Is there a better gasoline additive than BTEX?

We’ve known for some time that the chemical benzene is toxic to humans and can cause cancer. But we’re only beginning to learn the extent of the health impacts of BTEX, the stew of hydrocarbons that include benzene and which constitute a key additive for gasoline.

BTEX stands for benzene, toluene, ethyl-benzene and xylene. The four chemicals are pulled up as part of the oil-drilling process, and often they’re infused into gasoline at the refinery level because they elevate the octane rating of gas. BTEX also is present in cigarette smoke, as well as a wide variety of household products, including detergents, cleaners, nail polish and even children’s toys.

Last month a trio of researchers with The Endocrine Disruption Exchange (TEDX), based in tiny Paonia, Colorado, published a study in the journal Environmental Science & Technology showing that even low-level exposure to BTEX can elevate the risk of reproductive disorders, respiratory illnesses like asthma, and cardiovascular disease.

“These chemicals are in the air, most of us are exposed to them on a regular basis, and they’re probably making us sick,” said Carol Kwiatkowski, one of the three researchers on the study, said on Dec. 14, 2015, when the group’s findings were presented during a discussion hosted by the Environmental and Energy Study Institute in Washington, D.C.

The paper’s co-authors were Theo Colborn and Ashley Bolden.
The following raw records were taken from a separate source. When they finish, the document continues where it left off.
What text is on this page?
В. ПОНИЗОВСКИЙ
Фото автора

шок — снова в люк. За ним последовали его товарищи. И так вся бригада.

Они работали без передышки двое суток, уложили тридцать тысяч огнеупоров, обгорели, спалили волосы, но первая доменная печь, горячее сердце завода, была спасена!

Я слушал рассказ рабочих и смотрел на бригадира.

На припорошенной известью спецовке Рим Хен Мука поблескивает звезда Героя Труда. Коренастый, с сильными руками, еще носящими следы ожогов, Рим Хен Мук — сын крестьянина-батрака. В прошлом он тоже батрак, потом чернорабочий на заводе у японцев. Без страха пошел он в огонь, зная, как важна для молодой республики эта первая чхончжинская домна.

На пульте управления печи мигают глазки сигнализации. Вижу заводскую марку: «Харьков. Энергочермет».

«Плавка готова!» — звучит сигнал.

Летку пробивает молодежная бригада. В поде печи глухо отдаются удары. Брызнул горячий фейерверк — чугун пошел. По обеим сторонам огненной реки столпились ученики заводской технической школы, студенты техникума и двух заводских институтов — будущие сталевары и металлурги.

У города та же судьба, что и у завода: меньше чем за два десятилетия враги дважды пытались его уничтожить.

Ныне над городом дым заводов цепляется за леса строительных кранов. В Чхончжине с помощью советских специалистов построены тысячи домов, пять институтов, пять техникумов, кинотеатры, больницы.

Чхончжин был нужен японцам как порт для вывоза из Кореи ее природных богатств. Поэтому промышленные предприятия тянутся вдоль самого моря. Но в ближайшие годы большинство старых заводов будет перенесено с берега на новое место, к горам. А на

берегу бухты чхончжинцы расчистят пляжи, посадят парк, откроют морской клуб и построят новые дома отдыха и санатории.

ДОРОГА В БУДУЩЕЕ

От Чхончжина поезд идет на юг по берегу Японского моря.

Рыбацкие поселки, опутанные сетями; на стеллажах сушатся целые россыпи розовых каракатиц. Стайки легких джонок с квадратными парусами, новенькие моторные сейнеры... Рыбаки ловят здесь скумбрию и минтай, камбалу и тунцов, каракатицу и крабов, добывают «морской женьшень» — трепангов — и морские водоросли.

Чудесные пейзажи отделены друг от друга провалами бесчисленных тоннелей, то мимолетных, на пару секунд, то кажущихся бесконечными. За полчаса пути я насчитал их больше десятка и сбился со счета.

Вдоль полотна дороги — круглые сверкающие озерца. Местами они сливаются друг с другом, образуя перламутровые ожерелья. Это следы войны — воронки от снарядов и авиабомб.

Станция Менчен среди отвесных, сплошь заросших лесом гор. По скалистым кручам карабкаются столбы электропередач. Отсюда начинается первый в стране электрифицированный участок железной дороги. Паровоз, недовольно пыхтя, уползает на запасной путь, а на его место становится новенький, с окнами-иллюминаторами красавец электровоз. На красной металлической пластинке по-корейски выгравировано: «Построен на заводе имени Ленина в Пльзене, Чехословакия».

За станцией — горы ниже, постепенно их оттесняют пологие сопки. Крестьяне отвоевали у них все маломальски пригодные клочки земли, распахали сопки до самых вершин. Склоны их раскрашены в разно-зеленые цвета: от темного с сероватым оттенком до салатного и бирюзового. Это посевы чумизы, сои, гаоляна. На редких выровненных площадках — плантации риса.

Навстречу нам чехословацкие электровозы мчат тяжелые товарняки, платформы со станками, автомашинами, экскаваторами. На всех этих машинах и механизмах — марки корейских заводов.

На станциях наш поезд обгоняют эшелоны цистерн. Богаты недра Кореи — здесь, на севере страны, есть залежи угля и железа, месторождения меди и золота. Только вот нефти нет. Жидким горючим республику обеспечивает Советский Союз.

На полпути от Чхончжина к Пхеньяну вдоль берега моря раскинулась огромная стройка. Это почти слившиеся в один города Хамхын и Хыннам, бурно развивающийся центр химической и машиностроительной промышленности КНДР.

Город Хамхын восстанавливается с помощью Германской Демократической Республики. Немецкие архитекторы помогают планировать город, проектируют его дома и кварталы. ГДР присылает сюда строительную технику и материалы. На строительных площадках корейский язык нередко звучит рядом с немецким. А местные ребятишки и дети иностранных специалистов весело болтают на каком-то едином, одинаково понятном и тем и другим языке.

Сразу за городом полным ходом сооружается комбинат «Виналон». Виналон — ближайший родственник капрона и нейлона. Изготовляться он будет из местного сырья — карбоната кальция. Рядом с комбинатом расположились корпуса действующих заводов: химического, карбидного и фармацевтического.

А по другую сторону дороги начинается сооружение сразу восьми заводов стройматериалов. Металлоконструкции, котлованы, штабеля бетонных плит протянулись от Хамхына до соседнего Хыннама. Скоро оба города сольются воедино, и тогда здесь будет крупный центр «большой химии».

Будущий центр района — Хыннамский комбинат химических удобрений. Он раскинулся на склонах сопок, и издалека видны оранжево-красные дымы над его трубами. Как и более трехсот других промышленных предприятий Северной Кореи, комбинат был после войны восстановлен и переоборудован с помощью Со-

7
Colborn, who founded TEDX in 2003, died Dec. 14, 2014, exactly a year before the EESI presentation. She was 87.

“We’ve been working on this paper for years,” Kwiatkowski, the executive director of TEDX, told the Daily Sentinel of Grand Junction, Colorado. “She would say many times, if we could just get the BTEX paper out before she died, she’d be happy. We didn’t exactly pull it off but she knew we were close.”

Ninety percent of outdoor exposure to BTEX comes from tailpipe emissions of vehicles, Kwiatkowski said. And since many Americans live near major roadways or other areas where air pollution is prevalent, the risk could be much higher than anyone imagined. According to the American Lung Association’s 2016 “State of the Air” report, more than half of Americans — 166 million — “live in counties that have unhealthful levels of either ozone or particle pollution.”

“We actually need to do a lot more research,” Jessie Stolark, a policy associate at EESI who introduced Kwiatkowski at the December event, told me. “Because a lot of times these compounds are studied alone, so that’s why a lot of research was done on benzene. And that’s why I think there’s been so much focus on benzene, but nobody’s really been looking at these compounds in concert.”

BTEX, also known as aromatics, are only the latest in a long line of additives for blending into gasoline, to bring an otherwise inferior product up to minimum octane standards. For decades lead was the additive of choice, until a relatively small group of government workers got the neurotoxin eliminated. MTBE was next, but concerns about groundwater contamination brought a crackdown. There have been misgivings among health advocates about BTEX for years, and its use has dropped, but it’s still relied on at the refinery level.

Many experts say ethanol, a cleaner, cheaper additive that also is a natural octane booster, is the wisest choice. During the upcoming Midterm Evaluation of the federal fuel-economy standards (known as CAFE), the issue of whether to infuse more high-octane ethanol into the nation’s gasoline supply is likely to come up.

“I see it as two sides of the same coin,” said Stolark, who authored an authoritative history of octane and gasoline additives. “You’re really, by having a clean source of octane, solving all these issues with health. But then you’re also addressing CAFE; it’s a potential CAFE game-changer … another potential pathway to reduce petroleum consumption, and to reduce the carbon intensity in the transportation sector.”